Liputan6.com, Jatim - Beberapa waktu lalu Gunung Semeru mengalami erupsi hingga menlan korban jiwa. Hingga saat ini, status tertinggi di Pulau Jawa itu masih berada di level III atau siaga.

Berdasarkan pos pengamatan Pusat Vulkanologi Mitigasi bencana Geologi (PVMBG), Selasa (25/1/2022) pukul 18.00 WIB, menyebutkan saat ini cuaca cerah hingga mendung, angin lemah, hingga sedang ke arah utara dan timur laut. Suhu udara sekitar Gunung Semeru terpantau 25-28 derajat celsius.

Kemudian dari pengamatan secara visual, gunung tertutup Kabut 0-II hingga 0-III. Sementara asap kawah Semeru tidak teramati.

"Cuaca cerah hingga mendung, angin lemah hingga sedang ke arah utara dan timur laut," tulis laporan Mukdas Sofian, dilansir dari magma.esdm.go.id, Rabu (26/1/2022)

Untuk aktivitas kegempaan, tercatat Semeru terjadi 3 kali gempa letusan atau erupsi dengan amplitudo 10-20 milimeter, selama gempa 55-85 detik.

Selain itu juga terjadi 5 kali gempa Semeru dengan amplitudo 3-7 mili meter, dan lama gempa 25-75 detik.

Saksikan juga video pilihan berikut ini:


Waspada Guguran Lava

Dengan status Semeru yang amsih Siaga, PVMBG mengimbau warga agar tidak melakukan aktivitas apa pun di sektor tenggara di sepanjang Besuk Kobokan, sejauh 13 kilo meter dari puncak (pusat erupsi).

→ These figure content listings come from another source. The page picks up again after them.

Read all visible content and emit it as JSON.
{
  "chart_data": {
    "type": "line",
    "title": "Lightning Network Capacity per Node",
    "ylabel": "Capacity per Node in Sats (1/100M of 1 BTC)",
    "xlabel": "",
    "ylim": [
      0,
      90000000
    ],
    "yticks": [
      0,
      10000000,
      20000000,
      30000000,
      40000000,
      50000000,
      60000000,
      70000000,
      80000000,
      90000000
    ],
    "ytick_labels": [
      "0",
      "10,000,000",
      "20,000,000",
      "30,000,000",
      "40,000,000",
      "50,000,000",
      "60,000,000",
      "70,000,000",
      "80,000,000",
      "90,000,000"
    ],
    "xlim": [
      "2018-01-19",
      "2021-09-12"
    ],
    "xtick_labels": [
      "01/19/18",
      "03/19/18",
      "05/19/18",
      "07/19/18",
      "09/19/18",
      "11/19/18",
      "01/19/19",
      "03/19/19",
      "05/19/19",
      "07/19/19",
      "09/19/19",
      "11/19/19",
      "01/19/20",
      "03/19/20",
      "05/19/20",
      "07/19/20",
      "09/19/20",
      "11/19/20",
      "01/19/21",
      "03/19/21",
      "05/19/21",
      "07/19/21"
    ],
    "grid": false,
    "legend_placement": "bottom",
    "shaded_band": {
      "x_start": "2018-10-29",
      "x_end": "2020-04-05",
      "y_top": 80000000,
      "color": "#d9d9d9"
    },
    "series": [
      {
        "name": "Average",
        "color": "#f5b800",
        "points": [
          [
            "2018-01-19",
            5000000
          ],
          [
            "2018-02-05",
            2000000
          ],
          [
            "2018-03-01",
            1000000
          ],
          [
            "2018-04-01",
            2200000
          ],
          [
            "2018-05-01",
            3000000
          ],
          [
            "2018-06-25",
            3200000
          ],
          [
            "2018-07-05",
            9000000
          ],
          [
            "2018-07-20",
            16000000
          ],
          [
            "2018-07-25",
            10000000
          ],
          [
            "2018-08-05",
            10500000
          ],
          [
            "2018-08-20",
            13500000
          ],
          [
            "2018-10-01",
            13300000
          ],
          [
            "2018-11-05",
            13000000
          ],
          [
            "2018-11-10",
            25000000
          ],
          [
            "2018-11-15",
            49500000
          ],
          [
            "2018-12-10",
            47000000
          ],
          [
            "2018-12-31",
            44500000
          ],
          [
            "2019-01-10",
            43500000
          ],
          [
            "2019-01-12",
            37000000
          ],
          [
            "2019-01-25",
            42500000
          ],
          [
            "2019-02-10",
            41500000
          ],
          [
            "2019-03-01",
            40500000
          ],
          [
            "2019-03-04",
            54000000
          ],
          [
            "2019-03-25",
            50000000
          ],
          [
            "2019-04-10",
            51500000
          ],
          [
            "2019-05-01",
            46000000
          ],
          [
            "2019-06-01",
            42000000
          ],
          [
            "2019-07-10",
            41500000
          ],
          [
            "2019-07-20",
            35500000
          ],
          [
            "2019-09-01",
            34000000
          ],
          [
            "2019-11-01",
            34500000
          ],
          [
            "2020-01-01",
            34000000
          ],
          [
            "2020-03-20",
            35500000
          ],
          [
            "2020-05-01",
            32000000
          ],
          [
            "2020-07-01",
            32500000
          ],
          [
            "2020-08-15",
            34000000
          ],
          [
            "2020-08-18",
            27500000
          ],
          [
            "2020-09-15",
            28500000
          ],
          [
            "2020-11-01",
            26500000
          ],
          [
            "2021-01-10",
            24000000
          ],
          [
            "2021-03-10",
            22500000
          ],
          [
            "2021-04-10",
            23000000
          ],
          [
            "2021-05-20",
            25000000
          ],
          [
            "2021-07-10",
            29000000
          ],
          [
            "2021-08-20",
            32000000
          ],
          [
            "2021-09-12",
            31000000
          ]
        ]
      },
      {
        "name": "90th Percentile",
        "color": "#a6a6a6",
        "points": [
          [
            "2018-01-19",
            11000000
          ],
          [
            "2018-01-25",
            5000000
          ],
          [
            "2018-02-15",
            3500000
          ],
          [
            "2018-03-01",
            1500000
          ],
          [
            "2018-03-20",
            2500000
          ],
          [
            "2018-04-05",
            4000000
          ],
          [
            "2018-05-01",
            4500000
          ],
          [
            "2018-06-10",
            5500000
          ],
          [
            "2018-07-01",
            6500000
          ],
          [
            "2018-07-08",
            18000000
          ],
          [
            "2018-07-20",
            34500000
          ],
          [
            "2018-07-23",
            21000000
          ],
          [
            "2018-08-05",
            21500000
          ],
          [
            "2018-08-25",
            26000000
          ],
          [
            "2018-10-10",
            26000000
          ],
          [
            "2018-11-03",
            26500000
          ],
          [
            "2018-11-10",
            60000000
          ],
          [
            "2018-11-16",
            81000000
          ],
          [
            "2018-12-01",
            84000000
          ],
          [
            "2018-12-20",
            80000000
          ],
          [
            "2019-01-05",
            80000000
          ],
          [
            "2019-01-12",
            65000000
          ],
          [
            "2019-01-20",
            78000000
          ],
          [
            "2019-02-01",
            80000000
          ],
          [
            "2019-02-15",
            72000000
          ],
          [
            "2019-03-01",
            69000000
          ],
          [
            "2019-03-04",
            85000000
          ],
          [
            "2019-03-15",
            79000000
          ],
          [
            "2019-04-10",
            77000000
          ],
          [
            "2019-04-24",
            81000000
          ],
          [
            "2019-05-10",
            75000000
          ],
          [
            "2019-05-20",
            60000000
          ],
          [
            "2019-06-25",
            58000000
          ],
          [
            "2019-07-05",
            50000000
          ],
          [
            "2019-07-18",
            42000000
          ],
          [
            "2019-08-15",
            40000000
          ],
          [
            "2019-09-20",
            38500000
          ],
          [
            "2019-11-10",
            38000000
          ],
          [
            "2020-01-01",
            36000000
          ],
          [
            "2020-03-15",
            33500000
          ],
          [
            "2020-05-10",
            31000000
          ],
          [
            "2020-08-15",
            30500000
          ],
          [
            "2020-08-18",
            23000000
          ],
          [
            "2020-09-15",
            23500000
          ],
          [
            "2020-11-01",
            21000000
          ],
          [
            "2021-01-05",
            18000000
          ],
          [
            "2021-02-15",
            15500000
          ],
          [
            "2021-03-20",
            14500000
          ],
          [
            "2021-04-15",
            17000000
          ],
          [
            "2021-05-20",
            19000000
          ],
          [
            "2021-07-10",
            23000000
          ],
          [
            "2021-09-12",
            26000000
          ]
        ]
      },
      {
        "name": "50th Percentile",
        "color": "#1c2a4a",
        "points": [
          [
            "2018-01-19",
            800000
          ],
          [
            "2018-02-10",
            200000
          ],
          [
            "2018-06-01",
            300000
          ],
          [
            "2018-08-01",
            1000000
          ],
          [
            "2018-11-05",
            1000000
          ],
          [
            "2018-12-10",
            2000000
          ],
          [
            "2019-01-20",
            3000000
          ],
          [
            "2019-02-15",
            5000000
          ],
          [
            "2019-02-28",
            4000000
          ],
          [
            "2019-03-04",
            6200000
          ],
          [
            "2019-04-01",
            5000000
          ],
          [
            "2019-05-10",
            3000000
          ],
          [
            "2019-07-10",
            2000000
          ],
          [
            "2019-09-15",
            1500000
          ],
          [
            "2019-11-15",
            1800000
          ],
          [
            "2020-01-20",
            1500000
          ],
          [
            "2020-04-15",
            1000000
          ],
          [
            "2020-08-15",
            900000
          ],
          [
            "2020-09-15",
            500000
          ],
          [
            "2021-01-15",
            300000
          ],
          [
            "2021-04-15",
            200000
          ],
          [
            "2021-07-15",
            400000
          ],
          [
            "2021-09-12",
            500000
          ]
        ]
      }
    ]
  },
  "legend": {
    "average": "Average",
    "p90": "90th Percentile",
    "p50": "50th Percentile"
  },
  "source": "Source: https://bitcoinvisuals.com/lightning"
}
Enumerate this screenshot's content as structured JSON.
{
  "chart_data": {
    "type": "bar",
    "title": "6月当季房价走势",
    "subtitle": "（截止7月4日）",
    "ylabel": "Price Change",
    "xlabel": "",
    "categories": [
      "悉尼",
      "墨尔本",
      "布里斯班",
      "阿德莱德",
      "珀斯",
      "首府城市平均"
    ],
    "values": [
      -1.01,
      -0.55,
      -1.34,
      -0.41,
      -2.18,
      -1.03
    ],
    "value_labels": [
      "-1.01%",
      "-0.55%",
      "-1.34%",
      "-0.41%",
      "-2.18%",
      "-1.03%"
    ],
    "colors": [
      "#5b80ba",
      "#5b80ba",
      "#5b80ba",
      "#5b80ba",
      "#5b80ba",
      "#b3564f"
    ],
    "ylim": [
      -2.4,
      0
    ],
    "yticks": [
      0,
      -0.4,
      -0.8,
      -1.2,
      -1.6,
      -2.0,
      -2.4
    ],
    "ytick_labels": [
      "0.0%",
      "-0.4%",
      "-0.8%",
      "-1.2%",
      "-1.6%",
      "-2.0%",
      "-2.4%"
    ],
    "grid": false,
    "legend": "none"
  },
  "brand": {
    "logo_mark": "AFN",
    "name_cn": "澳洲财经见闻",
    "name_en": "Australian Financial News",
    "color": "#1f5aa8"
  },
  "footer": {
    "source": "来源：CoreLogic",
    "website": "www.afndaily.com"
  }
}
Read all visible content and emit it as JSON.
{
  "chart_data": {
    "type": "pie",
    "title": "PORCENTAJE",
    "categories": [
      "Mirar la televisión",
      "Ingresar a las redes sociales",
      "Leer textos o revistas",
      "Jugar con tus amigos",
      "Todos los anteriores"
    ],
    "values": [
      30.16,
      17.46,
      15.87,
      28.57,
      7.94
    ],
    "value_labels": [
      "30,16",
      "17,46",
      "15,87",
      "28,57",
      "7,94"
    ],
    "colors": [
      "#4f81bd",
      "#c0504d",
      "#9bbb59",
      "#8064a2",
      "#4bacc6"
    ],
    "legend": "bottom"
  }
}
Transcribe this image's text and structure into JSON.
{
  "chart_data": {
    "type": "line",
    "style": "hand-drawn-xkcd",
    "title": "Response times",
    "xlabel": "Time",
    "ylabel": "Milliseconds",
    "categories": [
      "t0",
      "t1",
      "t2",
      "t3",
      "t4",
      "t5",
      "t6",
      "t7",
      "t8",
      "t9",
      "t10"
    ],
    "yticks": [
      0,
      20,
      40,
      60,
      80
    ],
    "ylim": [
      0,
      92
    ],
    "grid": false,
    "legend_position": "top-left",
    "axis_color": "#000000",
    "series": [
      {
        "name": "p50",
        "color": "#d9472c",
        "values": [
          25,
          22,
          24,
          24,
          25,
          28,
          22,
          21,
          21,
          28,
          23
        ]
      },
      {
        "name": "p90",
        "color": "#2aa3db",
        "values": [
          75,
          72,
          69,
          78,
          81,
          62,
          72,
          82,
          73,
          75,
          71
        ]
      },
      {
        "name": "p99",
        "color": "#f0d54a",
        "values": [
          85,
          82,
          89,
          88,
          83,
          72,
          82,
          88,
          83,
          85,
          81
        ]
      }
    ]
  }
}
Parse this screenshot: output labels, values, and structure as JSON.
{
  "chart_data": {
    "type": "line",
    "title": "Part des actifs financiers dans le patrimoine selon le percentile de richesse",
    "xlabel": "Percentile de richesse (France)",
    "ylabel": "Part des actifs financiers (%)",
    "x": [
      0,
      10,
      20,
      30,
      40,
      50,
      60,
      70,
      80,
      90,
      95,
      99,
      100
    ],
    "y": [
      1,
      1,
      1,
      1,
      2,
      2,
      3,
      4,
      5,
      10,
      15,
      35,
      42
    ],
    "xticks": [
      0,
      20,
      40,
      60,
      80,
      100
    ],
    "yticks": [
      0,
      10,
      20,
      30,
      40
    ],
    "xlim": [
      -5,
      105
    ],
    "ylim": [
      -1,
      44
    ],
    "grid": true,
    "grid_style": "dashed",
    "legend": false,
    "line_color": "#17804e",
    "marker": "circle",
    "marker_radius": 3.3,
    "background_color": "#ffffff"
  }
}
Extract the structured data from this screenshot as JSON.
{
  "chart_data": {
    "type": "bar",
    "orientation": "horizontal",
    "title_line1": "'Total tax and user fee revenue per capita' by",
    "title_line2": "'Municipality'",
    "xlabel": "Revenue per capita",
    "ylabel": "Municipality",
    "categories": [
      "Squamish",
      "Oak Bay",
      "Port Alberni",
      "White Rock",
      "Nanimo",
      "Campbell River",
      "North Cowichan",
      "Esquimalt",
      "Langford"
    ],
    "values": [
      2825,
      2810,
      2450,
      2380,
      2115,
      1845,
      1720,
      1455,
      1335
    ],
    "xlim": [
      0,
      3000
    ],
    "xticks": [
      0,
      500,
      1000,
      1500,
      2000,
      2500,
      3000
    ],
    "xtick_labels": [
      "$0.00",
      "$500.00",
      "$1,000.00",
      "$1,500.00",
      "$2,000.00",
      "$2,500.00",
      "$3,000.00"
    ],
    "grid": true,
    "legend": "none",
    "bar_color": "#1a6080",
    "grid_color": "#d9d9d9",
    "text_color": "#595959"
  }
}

Selain itu, di luar jarak tersebut, masyarakat tidak melakukan aktivitas pada jarak 500 meter dari tepi sungai (sempadan sungai) di sepanjang Besuk Kobokan karena berpotensi terlanda perluasan awan panas dan aliran lahar hingga jarak 17 km dari puncak.

PVMBG juga meminta untuk tidak beraktivitas dalam radius 5 kilo meter dari kawah atau puncak gunung api Semeru karena rawan terhadap bahaya lontaran batu.

"Waspada potensi awan panas guguran (APG), guguran lava, dan lahar di sepanjang aliran sungai atau lembah yang berhulu di puncak Semeru," jelasnya.

Terutama sepanjang Besuk Kobokan, Besuk Bang, Besuk Kembar, dan Besuk Sat serta potensi lahar pada sungai-sungai kecil yang merupakan anak sungai dari Besuk Kobokan.